The truth was I didn’t really know what a penis was or what boys did with them, but I’d been such a know-it-all — I had better follow through.

“They’re kinda like toys and fun to play with. You’re no fun.” I got off the swing and joined Michael on the monkey bars.

I can only imagine the dinner table conversation at Lauren’s house that night: “Kathleen and I had a fight. She said I was boring and that she rather play with Michael’s penis.” Lauren wasn’t allowed to have playdates at my house any more. I could tell by the sideways stares that her mother and father had painted me as a five-year old harlot that their daughter was to have nothing to do with.

Michael liked it when I was the nurse to his doctor, but I made sure he agreed to change it up -- I mean, sometimes, I liked to be in charge.

The scarlet letter didn’t really bother me because Michael became my “boyfriend.” Our favorite games were doctor-nurse play-acting. Michael liked to dress-up as a doctor and I would be his nurse. He even gave me a white hat with a red cross to wear when I came over. Michael would call the shots as we performed emergency surgery on his favorite teddy bear with the arm that fell off at least once a week.

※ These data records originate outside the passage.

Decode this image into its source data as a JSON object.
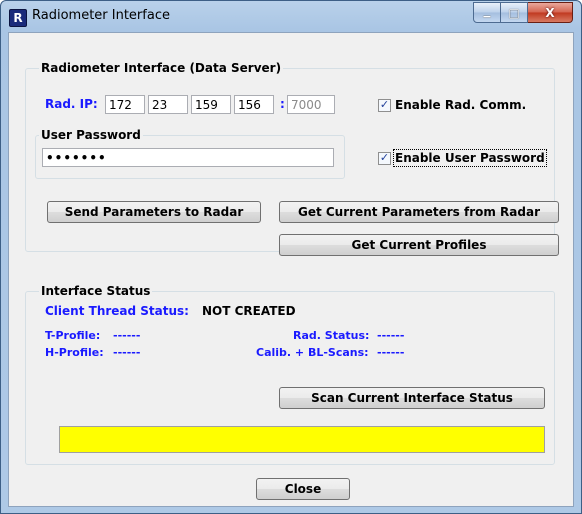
{
  "window": {
    "title": "Radiometer Interface",
    "icon_glyph": "R",
    "minimize_glyph": "▁",
    "maximize_glyph": "□",
    "close_glyph": "X"
  },
  "data_server": {
    "group_title": "Radiometer Interface (Data Server)",
    "ip_label": "Rad. IP:",
    "ip_octets": [
      "172",
      "23",
      "159",
      "156"
    ],
    "port_separator": ":",
    "port": "7000",
    "enable_comm_label": "Enable Rad. Comm.",
    "enable_comm_checked": true,
    "password_group_title": "User Password",
    "password_value": "•••••••",
    "enable_password_label": "Enable User Password",
    "enable_password_checked": true,
    "send_params_label": "Send Parameters to Radar",
    "get_params_label": "Get Current Parameters from Radar",
    "get_profiles_label": "Get Current Profiles"
  },
  "status": {
    "group_title": "Interface Status",
    "client_thread_label": "Client Thread Status:",
    "client_thread_value": "NOT CREATED",
    "t_profile_label": "T-Profile:",
    "t_profile_value": "------",
    "h_profile_label": "H-Profile:",
    "h_profile_value": "------",
    "rad_status_label": "Rad. Status:",
    "rad_status_value": "------",
    "calib_label": "Calib. + BL-Scans:",
    "calib_value": "------",
    "scan_button_label": "Scan Current Interface Status",
    "status_bar_color": "#ffff00"
  },
  "footer": {
    "close_label": "Close"
  }
}
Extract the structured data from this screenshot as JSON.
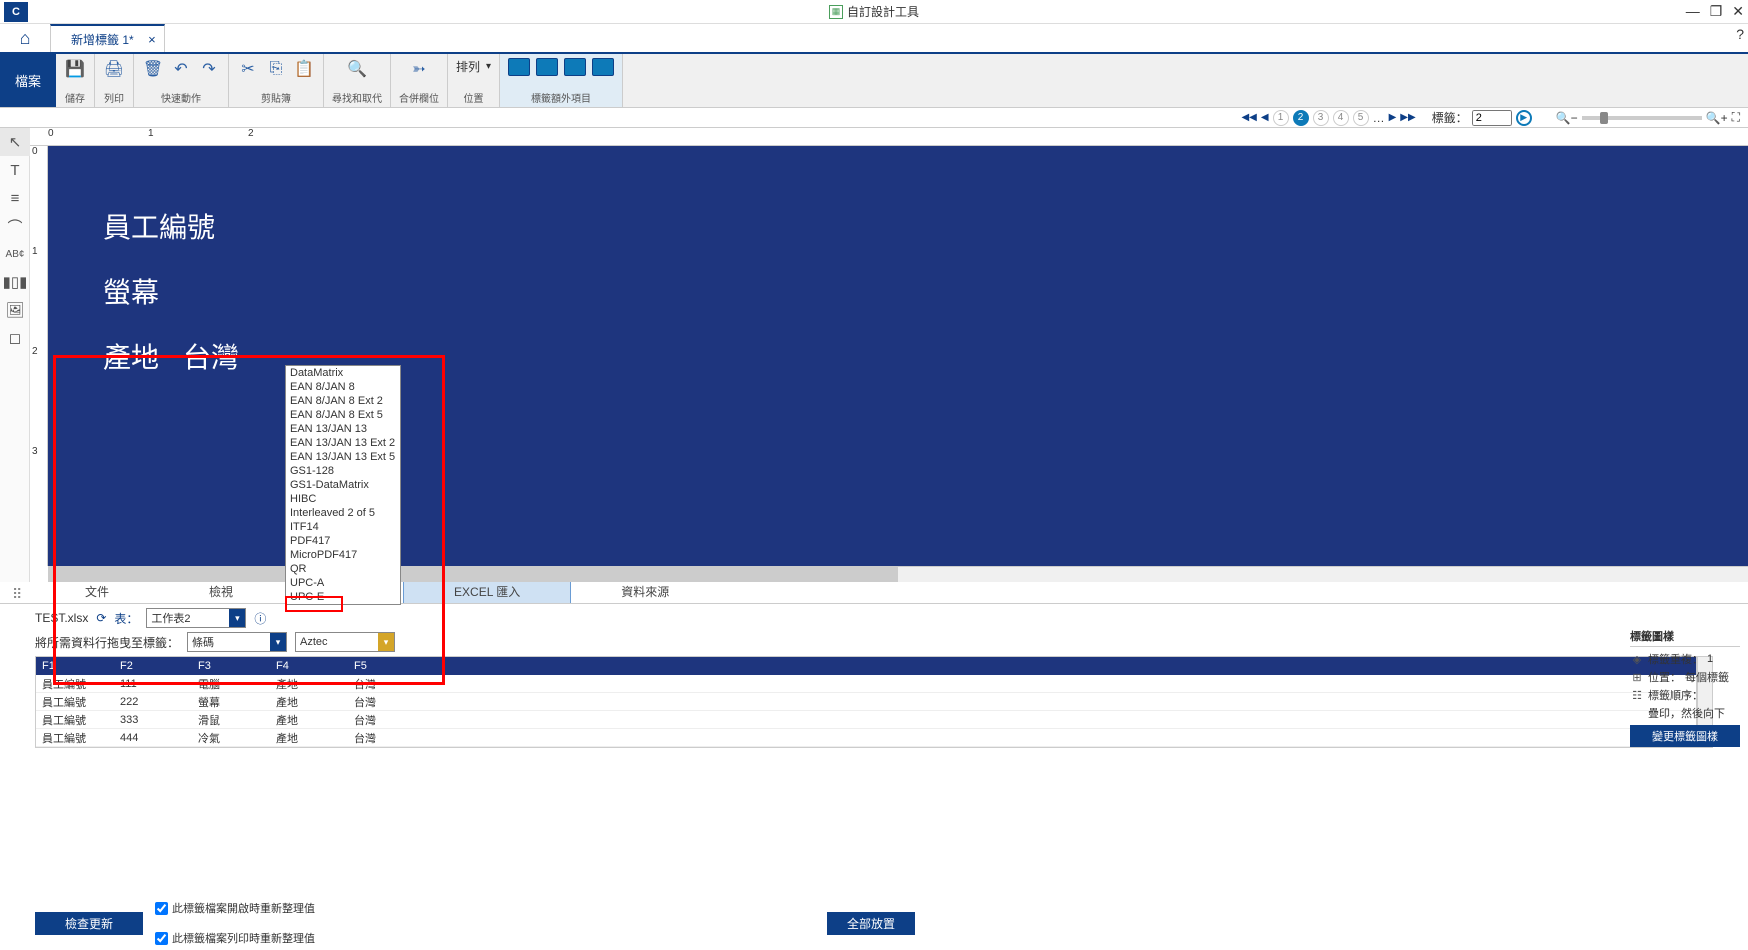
{
  "titlebar": {
    "app_logo": "C",
    "title": "自訂設計工具"
  },
  "tabs": {
    "doc_tab": "新增標籤 1*"
  },
  "ribbon": {
    "file": "檔案",
    "groups": {
      "save": "儲存",
      "print": "列印",
      "quick": "快速動作",
      "clip": "剪貼簿",
      "findrepl": "尋找和取代",
      "merge": "合併欄位",
      "arrange": "排列",
      "pos": "位置",
      "extra": "標籤額外項目"
    }
  },
  "navbar": {
    "label_prompt": "標籤：",
    "label_value": "2"
  },
  "canvas": {
    "text1": "員工編號",
    "text2": "螢幕",
    "text3": "產地",
    "text4": "台灣"
  },
  "barcode_dropdown": {
    "selected": "Aztec",
    "options": [
      "DataMatrix",
      "EAN 8/JAN 8",
      "EAN 8/JAN 8 Ext 2",
      "EAN 8/JAN 8 Ext 5",
      "EAN 13/JAN 13",
      "EAN 13/JAN 13 Ext 2",
      "EAN 13/JAN 13 Ext 5",
      "GS1-128",
      "GS1-DataMatrix",
      "HIBC",
      "Interleaved 2 of 5",
      "ITF14",
      "PDF417",
      "MicroPDF417",
      "QR",
      "UPC-A",
      "UPC-E"
    ]
  },
  "bottom_tabs": {
    "t0": "文件",
    "t1": "檢視",
    "t2_active": "EXCEL 匯入",
    "t3": "資料來源"
  },
  "data_panel": {
    "filename": "TEST.xlsx",
    "table_label": "表：",
    "sheet_selected": "工作表2",
    "drag_label": "將所需資料行拖曳至標籤：",
    "format_selected": "條碼"
  },
  "table": {
    "headers": [
      "F1",
      "F2",
      "F3",
      "F4",
      "F5"
    ],
    "rows": [
      [
        "員工編號",
        "111",
        "電腦",
        "產地",
        "台灣"
      ],
      [
        "員工編號",
        "222",
        "螢幕",
        "產地",
        "台灣"
      ],
      [
        "員工編號",
        "333",
        "滑鼠",
        "產地",
        "台灣"
      ],
      [
        "員工編號",
        "444",
        "冷氣",
        "產地",
        "台灣"
      ]
    ]
  },
  "footer": {
    "check_btn": "檢查更新",
    "chk1": "此標籤檔案開啟時重新整理值",
    "chk2": "此標籤檔案列印時重新整理值",
    "place_btn": "全部放置"
  },
  "side_info": {
    "header": "標籤圖樣",
    "repeat_label": "標籤重複：",
    "repeat_val": "1",
    "pos_label": "位置：",
    "pos_val": "每個標籤",
    "order_label": "標籤順序：",
    "order_val": "疊印，然後向下",
    "change_btn": "變更標籤圖樣"
  }
}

“What should I do, Doctor? I can’t stop the bleeding?”

“Pass me the masking tape! Stat!”

“Oh, Doctor! You’re so clever!”

“Now the paper towel and the string!”

“Doctor! You saved Mr. Fuzzywuzzy’s arm. My hero!”

Even though this was Michael’s favorite scenario, I made him agree to change things up every so often – I mean, sometimes, I liked to be in charge.

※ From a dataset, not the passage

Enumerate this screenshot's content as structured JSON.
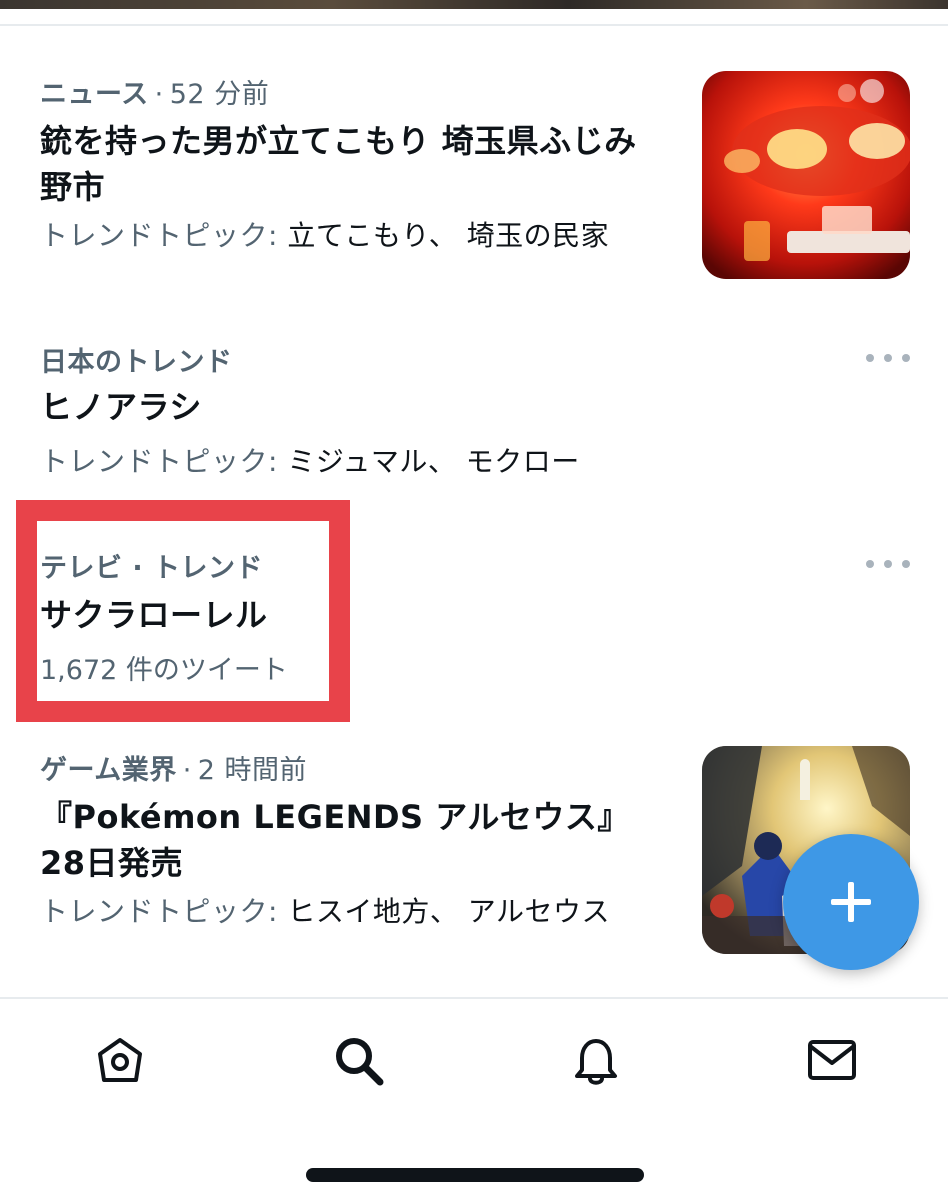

Our role play abruptly ended that summer when Michael’s parents moved the family to California.  I can’t say I was heartbroken. I acknowledged that I was only 5 and that there would be plenty more boys who’d want to play doctor to my nurse in the future.

Every so often, I think about Michael Cagliatella. Does he still have those trouble-maker’s eyes? Does he still wear those striped shirts and a middle part in his hair? What would happen if we had a playdate today? Would his parents finally let me sleep over? And if they did, would he still like to see me in my nurse’s hat?